Automatic ratelimit retries

How we improved automatic ratelimit retries when rate limits are exceeded.

Eric Allam

Eric Allam

CTO, Trigger.dev

Image for Automatic ratelimit retries

We've shipped an improvement to our SDK retry logic when calling functions like tasks.trigger, runs.retrieve, etc. Previously, if the SDK received a rate limit error from the API, it would use a simple exponential backoff strategy to retry the request.

It went a little something like this:

  • Request: GET /runs/run_1233
  • Response: 429 Rate Limit Error
  • Retry GET /runs/run_1233 after 1 second
  • Response: 429 Rate Limit Error
  • Retry GET /runs/run_1233 after 2 seconds
  • Response: 429 Rate Limit Error
  • Retry GET /runs/run_1233 after 4 seconds
  • Response: 429 Rate Limit Error
  • Throw an error

Luckily, the Trigger.dev API server uses standard ratelimit headers to communicate the rate limit status back to the client, including the x-ratelimit-reset header that tells the client when the rate limit will reset. This update now uses that header to wait until the rate limit resets before retrying the request:

  • Request: GET /runs/run_1233
  • Response: 429 Rate Limit Error
  • Wait until x-ratelimit-reset time
  • Retry GET /runs/run_1233
  • Response: 200 OK

We've also updated our API server to use a different rate limit strategy. Previously, we used the Sliding Window strategy, but that could lead to long periods of rate limiting if a client made a burst of requests.

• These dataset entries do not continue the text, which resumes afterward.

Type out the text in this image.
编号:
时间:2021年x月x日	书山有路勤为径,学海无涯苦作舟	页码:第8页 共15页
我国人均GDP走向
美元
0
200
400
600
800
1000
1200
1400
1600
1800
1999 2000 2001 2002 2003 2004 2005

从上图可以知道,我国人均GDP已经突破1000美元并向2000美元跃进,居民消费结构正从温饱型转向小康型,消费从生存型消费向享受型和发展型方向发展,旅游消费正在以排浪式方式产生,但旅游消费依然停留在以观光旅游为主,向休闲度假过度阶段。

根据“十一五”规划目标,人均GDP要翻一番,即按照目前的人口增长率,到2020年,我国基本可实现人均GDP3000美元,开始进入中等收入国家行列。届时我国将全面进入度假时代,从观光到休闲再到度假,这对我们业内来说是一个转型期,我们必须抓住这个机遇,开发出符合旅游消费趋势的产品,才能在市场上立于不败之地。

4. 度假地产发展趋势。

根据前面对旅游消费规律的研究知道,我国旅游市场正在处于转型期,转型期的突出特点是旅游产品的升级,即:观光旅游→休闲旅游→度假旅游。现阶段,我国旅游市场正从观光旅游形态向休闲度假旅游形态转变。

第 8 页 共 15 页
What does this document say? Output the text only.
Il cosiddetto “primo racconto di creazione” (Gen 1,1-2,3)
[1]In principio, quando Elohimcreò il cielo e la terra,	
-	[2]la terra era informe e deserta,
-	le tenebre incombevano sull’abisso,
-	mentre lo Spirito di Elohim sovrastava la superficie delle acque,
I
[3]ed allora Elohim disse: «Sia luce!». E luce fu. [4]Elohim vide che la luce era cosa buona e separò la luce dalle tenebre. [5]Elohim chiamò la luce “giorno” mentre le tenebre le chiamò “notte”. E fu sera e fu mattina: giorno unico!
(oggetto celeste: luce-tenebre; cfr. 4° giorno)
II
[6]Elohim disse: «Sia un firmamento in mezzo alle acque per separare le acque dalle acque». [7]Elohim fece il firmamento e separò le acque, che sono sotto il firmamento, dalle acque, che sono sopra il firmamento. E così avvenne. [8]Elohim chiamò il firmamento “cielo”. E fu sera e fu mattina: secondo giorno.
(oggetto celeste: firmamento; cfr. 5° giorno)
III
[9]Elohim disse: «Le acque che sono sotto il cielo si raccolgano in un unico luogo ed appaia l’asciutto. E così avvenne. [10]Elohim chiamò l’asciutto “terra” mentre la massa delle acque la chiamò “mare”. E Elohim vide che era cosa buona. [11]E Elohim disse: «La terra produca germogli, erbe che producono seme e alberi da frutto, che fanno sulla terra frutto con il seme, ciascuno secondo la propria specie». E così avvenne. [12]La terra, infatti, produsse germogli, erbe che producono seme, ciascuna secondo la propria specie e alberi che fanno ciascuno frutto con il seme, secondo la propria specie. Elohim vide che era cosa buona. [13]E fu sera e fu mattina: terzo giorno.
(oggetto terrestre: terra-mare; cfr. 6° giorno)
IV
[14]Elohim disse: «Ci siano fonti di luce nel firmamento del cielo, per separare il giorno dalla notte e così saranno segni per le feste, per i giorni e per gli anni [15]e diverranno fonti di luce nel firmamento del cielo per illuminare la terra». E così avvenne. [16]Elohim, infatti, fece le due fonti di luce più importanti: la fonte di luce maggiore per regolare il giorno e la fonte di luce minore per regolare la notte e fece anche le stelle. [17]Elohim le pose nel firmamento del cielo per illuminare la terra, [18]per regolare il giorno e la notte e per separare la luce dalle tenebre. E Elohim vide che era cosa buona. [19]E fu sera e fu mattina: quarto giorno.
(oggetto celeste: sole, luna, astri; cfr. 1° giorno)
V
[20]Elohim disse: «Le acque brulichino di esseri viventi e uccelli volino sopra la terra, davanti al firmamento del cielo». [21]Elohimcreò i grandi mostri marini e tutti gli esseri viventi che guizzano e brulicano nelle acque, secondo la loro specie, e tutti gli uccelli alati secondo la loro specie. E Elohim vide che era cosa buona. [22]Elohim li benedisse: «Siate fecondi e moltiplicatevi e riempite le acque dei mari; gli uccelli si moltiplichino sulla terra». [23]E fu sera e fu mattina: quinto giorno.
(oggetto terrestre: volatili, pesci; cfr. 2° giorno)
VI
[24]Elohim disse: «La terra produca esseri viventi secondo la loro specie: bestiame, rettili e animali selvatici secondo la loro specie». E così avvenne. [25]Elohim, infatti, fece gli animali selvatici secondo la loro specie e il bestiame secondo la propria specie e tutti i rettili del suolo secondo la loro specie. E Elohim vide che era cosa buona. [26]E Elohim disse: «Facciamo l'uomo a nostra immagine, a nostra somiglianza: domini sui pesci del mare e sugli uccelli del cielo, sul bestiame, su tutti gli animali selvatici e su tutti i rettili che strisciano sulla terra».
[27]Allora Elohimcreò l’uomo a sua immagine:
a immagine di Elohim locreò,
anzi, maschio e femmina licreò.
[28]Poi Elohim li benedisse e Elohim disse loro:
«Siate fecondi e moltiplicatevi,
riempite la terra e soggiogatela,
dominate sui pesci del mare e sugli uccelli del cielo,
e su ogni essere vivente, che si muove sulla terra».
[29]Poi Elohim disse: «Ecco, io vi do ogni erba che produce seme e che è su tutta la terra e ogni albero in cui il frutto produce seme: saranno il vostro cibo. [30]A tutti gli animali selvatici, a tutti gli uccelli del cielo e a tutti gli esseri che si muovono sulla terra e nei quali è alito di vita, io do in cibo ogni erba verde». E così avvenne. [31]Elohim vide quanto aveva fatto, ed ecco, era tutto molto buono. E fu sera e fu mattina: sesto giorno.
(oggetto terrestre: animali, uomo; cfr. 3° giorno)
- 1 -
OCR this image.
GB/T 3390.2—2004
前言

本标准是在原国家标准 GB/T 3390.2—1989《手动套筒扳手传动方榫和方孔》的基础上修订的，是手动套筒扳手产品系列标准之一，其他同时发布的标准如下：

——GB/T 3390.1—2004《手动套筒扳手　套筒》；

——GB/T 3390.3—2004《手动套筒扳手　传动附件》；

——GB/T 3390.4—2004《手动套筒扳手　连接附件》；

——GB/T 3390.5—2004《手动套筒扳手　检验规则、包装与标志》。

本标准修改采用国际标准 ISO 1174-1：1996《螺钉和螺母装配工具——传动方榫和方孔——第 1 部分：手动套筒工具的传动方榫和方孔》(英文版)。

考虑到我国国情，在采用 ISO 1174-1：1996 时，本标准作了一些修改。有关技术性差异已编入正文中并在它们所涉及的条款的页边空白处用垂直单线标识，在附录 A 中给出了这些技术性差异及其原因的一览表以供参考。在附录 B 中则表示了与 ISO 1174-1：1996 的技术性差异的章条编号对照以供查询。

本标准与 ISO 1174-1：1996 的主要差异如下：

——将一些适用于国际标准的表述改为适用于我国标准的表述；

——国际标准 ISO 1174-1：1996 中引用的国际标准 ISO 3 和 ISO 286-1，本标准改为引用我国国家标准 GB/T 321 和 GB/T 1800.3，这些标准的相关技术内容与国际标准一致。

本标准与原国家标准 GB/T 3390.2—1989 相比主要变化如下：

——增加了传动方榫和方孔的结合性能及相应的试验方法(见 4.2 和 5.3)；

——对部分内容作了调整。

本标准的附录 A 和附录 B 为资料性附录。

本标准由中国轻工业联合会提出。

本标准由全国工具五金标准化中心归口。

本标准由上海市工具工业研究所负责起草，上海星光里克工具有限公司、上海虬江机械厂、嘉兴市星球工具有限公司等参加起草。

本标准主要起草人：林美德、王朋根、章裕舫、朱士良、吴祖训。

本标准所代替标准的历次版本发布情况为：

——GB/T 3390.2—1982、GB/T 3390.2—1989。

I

We've now switched to the Token Bucket strategy, which should provide shorter delays between requests.

Task retries

We've also updated the retry logic for tasks that fail with a rate limit error from our SDK. As an example, let's imagine this task that fetches a run:


import { runs, task } from "@trigger.dev/sdk/v3";
export const taskRetries = task({
id: "task-retries",
retry: {
maxAttempts: 5,
minTimeoutInMs: 500,
maxTimeoutInMs: 30_000,
factor: 1.8,
},
run: async (payload: { runId: string }, { ctx }) => {
// We override the default retry logic so this call with throw a RateLimitError
await runs.retrieve(payload.runId, {
retry: {
maxAttempts: 1,
},
});
},
});

When the above task runs, and the runs.retrieve call fails with a rate limit error, the task will now wait until the rate limit resets before attempting to retry the task.

Custom request options

By default, the SDK will retry requests up to 3 times, with an exponential backoff delay between retries.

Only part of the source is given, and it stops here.